Minnesota is pesky. And I mean that in the most complimentary way possible because Ben Johnson has that team playing well and they nearly pulled off the upset over Michigan State basketball in East Lansing on Wednesday night, 71-69.

The Spartans and Gophers went back and forth for most of the night with Michigan State leading most of the way, but Minnesota found a way to make things interesting, hitting some key shots down the stretch and picking up some offensive rebounds to get second-chance buckets.

In the end, it was a Joey Hauser buzzer-beater that won it for the Spartans as a set play out of a timeout set up a beautiful pass from AJ Hoggard for a clean look at the rim.

With the win, Michigan State improves to 14-2 and 5-0 in conference play, tied with Illinois at the top of the Big Ten, and the Spartans are now responsible for two of Minnesota’s four losses.

What’d we learn from this one?

3. MSU gave up way too many second-chance points

If Michigan State is going to make a serious run at the Big Ten title, what we saw on Wednesday night can’t happen again.
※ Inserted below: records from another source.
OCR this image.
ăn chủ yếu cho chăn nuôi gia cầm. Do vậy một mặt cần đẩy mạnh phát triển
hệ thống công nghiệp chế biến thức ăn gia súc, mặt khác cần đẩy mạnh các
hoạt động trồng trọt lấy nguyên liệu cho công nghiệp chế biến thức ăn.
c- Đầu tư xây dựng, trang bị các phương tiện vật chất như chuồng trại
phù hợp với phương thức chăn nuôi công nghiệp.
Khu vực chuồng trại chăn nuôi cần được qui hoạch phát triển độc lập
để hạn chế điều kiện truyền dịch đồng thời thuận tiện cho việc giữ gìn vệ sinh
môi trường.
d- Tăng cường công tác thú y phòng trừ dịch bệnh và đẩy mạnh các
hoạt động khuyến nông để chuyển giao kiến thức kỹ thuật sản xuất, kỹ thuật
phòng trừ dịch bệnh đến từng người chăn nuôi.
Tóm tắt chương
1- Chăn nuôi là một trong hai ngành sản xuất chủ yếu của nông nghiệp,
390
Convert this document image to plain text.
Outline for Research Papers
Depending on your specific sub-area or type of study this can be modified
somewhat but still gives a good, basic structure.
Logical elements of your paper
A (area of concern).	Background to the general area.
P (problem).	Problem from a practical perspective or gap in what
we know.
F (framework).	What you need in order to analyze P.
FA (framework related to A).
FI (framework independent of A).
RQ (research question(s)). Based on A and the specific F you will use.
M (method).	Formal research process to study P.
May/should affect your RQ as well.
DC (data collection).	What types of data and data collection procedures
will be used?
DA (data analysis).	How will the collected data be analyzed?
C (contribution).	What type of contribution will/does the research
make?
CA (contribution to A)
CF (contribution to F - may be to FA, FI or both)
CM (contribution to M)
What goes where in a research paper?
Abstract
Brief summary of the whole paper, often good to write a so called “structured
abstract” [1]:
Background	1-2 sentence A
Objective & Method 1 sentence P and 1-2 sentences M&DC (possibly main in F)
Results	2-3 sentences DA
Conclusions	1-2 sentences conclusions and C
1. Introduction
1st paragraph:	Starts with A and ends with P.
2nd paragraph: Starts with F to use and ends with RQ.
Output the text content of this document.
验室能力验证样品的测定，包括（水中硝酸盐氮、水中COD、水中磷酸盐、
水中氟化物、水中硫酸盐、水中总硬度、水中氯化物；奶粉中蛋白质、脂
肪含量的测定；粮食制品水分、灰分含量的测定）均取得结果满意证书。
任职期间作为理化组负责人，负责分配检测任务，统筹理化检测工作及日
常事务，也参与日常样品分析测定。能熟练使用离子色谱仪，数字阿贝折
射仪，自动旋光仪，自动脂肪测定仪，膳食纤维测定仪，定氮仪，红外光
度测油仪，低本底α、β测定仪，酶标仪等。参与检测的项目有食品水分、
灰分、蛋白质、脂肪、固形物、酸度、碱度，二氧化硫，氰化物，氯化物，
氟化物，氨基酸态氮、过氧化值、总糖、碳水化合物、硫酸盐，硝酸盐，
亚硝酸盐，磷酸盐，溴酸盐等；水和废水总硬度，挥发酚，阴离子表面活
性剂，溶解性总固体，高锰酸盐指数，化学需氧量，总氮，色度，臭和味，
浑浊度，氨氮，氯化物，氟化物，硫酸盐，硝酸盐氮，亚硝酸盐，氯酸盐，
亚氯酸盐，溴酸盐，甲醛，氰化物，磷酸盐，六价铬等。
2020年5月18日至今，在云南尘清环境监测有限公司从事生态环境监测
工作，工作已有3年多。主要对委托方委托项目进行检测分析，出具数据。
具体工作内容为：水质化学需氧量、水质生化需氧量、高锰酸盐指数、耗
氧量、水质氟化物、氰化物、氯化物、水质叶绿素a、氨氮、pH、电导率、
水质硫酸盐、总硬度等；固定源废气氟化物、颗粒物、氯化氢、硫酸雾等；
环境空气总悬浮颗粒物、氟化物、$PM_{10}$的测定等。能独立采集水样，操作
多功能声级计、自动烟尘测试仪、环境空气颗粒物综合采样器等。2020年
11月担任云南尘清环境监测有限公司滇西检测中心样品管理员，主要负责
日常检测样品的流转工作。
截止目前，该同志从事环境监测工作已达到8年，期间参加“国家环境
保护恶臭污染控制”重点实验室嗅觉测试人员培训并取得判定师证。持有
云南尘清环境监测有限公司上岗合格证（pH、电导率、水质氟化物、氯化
The Spartans can’t get bullied on the glass like they did.

Minnesota absolutely out-toughed the Spartans throughout the game and dominated the offensive glass, grabbing 12 offensive boards and scoring 17 second-chance points. It was the perfect recipe for an upset and that’s why Minnesota was able to hang around.

Tom Izzo needs to correct this moving forward because the Spartans aren’t going to beat many top teams by giving up offensive rebounds at a high rate.

Maybe the war drill is in order before Saturday’s matchup with Northwestern.